Is paradigm shift is close to us? – EMA’s public consultation on evaluation of anticancer medicinal products
European Medicines Agency (EMA) recently published an open consulation about the evaluation of anticancer medicinal products.
The concept paper anticipates that EMA considering to change the current assessment procedure from indication (location) based approval to the pathological mechanism approach.
For details please check the original document:
The partial implementation of this new approach had been already made in the US. In 2017, FDA approved pembrolizumab for the treatment of adult and pediatric patients with unresectable or metastatic solid tumors that have been identified as having a biomarker referred to as microsatellite instability-high (MSI-H) or mismatch repair deficient (dMMR).
For the first sight maybe it is not a big change but it has really deep impact on our current system.
By the time of approval of pembrolizumab, every other anticancer treatments were approved based on the origin of the cancer cells. That is why we call them skin, brain or lung cancer. Due to this approach clinical trials had to be conducted for brain or lung or skin cancer separately, even if the common biochemical and pathological routes were proven. As a consequence the Indication section has became enormous.
If EMA truly consider acceptable to implement new this assessment approach this will change and we all need to reevaulate our current practices within the full spectre of pharmaceutical industry.
Repurposing of currently owned drugs will work fine and the companies can win dozens of patents but this won’t work too long. Find new signaling pathways will be essential and in silico start-ups will be really valuable in the race.
Point-of-care testing (POCT) devices will produce huge amount of money. For every medicine a test will be needed to prove that the medicine fits into the indication. If the company can develop a good POTC and sell along with the medicine (as some company has already started) the share-holder will be really satisfied.
Medical experts and regulatory officers needs to be prepared as all new regulations as conseqence will keep them busy for a while.

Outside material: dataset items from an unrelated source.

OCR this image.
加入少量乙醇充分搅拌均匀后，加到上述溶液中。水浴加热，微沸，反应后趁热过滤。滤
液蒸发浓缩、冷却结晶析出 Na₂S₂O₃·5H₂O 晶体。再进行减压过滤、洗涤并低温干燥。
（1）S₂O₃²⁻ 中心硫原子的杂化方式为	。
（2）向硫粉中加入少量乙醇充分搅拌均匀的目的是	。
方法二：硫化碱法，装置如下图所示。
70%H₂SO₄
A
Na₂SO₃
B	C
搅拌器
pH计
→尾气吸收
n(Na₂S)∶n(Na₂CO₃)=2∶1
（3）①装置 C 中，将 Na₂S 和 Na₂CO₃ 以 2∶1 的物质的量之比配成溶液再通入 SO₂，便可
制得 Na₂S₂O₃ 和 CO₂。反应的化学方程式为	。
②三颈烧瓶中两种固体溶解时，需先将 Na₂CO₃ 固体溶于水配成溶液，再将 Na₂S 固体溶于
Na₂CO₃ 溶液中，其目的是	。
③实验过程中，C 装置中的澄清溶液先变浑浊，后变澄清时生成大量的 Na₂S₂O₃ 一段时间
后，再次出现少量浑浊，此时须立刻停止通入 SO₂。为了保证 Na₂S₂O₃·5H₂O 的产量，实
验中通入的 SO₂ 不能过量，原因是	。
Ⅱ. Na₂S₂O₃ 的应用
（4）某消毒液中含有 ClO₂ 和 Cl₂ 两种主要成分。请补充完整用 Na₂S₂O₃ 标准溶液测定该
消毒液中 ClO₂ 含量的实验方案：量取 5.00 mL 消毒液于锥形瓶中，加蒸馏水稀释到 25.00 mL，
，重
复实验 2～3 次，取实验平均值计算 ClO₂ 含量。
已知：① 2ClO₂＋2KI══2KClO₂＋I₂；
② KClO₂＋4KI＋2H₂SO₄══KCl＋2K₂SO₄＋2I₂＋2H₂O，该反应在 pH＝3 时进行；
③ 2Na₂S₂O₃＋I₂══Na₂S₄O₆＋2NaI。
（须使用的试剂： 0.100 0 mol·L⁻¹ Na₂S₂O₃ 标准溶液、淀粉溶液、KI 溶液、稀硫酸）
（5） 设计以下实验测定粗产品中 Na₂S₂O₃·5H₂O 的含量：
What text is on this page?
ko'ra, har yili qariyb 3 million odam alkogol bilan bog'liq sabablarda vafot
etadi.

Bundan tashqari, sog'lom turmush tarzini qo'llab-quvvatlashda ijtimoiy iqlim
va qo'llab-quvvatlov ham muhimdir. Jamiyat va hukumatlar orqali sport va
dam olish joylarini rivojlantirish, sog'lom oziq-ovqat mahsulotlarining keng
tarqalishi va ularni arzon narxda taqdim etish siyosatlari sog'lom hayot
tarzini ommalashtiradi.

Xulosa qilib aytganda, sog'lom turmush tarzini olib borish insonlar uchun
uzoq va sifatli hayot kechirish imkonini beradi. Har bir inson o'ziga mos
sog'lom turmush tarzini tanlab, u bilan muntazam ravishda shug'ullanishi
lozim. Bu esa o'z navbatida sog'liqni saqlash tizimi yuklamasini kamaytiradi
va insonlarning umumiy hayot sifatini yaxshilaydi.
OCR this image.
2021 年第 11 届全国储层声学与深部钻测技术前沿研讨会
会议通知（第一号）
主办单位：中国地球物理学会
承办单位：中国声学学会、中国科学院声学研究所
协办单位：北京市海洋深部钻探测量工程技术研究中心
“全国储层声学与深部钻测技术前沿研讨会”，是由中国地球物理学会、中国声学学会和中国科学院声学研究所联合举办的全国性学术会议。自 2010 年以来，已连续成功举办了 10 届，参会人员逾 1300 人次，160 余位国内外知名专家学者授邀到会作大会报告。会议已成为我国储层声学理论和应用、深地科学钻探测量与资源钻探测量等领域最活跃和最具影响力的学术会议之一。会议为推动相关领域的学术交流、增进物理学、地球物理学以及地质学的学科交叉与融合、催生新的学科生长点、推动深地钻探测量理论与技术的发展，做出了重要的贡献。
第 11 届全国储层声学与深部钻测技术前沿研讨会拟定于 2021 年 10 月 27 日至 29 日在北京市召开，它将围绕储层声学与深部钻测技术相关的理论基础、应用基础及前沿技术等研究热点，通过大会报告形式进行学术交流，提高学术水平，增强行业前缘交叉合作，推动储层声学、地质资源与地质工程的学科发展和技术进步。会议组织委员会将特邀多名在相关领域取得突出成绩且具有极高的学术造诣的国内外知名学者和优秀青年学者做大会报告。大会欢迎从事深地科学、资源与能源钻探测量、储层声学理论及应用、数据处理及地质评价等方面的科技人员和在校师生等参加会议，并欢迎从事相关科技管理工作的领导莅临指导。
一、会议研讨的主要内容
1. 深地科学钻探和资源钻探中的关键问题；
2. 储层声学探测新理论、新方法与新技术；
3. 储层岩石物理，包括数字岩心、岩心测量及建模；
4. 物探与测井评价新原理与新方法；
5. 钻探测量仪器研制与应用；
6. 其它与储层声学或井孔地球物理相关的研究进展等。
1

Biochemistry studies will be strongly supported in order ot detect and prove all type of cancer signalling pathways. To make this possible the instrumental background should be improved fast. Currently only 20% of protein-protein interactions are revealed and the most popular high-throughput methods creates many false positive findings. Well designed and characterised in vitro cell line will be alse greatly appreaciated.
This is a great opportunity to the research groups to create some outstanding result and develop cooperation with industry.
Clinical trial settings planning and the trial inclusion and exlsusion criterias will be based on biomarker tests. Maybe less trials will be started but the laboratory background will be more important. The biostatistical model also needs to be tailored accordingly.